Ethnic Russians in the North Drink the Most; Muslims in the Caucasus Drink the Least

Paul Goble

            Staunton, September 19 – A survey by “Komsomolskaya Pravda” confirms what most people have long believed: ethnic Russians in the northern portions of the Russian Federation drink the most, while members of the traditionally Muslim nationalities in the Caucasus drink the least, a pattern with profound consequences for their respective well-being and live expectancies.

            But as dramatic as the differences the paper found, experts say, they understate the differences in consumption of pure alcohol because northerners tend to drink vodka and southerners wine, because they ignore illegal sources of alcohol which are usually stronger, and because officials committed to one or another alcohol policy misstate local numbers.

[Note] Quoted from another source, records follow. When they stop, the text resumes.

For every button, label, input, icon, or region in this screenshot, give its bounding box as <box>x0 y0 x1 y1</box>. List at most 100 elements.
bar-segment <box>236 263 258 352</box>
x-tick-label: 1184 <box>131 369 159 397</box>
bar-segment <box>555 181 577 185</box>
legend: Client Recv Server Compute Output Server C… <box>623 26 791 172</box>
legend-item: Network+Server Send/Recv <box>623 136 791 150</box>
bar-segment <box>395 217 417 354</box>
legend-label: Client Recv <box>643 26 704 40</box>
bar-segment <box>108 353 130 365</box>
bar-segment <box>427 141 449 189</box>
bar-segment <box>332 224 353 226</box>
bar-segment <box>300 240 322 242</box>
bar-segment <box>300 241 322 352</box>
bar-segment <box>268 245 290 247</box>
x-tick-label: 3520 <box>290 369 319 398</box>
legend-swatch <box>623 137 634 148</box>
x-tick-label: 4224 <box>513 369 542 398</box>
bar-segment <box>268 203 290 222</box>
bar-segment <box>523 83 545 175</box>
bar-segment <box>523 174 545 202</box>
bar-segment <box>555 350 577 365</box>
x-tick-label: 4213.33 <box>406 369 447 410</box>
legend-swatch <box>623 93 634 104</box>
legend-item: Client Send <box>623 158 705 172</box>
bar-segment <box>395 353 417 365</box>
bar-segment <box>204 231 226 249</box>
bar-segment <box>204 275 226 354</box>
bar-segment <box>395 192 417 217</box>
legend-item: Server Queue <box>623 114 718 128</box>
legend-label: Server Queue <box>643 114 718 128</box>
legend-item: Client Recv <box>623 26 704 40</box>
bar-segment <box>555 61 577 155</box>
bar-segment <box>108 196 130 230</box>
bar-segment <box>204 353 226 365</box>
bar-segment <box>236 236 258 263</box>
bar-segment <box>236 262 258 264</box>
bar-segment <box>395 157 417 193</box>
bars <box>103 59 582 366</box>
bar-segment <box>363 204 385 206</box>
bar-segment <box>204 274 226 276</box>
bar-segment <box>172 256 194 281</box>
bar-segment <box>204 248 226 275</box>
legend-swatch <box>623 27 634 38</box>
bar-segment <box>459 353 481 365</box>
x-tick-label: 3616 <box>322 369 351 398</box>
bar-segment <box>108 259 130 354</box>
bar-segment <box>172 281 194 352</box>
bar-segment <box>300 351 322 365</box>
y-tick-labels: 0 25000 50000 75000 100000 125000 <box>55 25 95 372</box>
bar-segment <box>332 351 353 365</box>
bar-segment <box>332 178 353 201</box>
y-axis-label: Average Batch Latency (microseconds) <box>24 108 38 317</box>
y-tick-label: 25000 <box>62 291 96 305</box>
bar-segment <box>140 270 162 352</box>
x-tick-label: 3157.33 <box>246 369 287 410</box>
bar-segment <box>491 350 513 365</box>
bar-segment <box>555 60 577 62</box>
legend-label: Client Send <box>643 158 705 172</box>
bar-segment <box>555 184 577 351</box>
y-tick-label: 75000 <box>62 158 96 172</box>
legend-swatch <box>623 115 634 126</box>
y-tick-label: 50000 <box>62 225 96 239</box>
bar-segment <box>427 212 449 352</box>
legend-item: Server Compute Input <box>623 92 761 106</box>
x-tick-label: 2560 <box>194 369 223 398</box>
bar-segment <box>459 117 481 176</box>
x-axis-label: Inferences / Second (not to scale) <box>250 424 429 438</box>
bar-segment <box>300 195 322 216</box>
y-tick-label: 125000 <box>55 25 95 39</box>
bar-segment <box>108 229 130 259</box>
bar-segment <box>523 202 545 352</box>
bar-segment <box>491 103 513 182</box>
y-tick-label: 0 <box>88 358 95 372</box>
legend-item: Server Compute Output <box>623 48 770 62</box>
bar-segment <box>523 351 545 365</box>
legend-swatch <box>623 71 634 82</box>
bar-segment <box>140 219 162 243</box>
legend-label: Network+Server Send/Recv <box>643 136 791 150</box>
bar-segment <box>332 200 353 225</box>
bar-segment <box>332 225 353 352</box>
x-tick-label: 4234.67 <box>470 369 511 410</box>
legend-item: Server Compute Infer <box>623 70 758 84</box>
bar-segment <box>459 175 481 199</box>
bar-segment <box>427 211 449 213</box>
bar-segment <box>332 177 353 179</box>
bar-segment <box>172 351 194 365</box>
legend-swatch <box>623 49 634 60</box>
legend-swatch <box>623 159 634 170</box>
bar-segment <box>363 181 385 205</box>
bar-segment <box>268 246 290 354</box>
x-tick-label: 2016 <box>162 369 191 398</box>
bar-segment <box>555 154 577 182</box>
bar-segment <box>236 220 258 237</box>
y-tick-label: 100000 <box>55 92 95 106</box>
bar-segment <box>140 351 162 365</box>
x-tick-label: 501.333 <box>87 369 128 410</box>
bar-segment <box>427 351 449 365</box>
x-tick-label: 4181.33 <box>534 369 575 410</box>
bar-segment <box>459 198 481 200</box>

            Nonetheless, the Moscow paper’s figures, compiled by dividing the total volume of all alcohol sales by region by the population of the regions are instructive, even though there was no data available at all on alcohol consumption for Chechnya and Ingushetia, two North Caucasus republics (

            The top five regions in terms of alcohol beverage consumption were Magadan, Kamchatka, Arkhangelsk, Karelia and Leningrad, all in the north and all predominantly ethnic Russian in population. The bottom five were Karachayevo-Cherkessia, Kabardino-Balkaria, North Osetia, Adygeya and Orenburg, all but the last predominantly Muslim.
            In terms of volume, the former consumed from five to 15 times more alcoholic beverages than the latter, the paper found. And it pointed out that because the northern Russians mostly drank vodka and the Caucasians who drink at all wine, the difference in consumption of pure alcohol was “much more serious.”
            Appended to the “Komsomolskaya Pravda” report is a comment by Vadim Drobiz, head of the Moscow Cexnter for the Investigation of Federal and Regional Alcohol Markets.  He argues that some of the paper’s findings were entirely plausible: in Magadan people really do drink more than elsewhere. But other figures were problems.
            Rosstat says and the paper uses that agency’s numbers that in recent years, alcohol consumption has fallen in St. Petersburg, But Drobiz says “I do not believe this.” All the figures from the northern capital mean is that more people there are drinking moonshine and other unregulated alcohol.
            With respect to wine consumption, he says, the official figures are even more unreliable. They suggest that people in Krasnodar kray drink only half as much as those in Karelia.  “How can this be?” he asks rhetorically.  The answer, he suggests, lies in the decision of officials ot put out numbers confirming their faith that “if prices go up, people will cease to drink.”
            No, he says, they will simply turn to moonshine and even more dangerous surrogates, something that makes the Russian-Muslim divide even more troubling given the impact those have on live expectancies.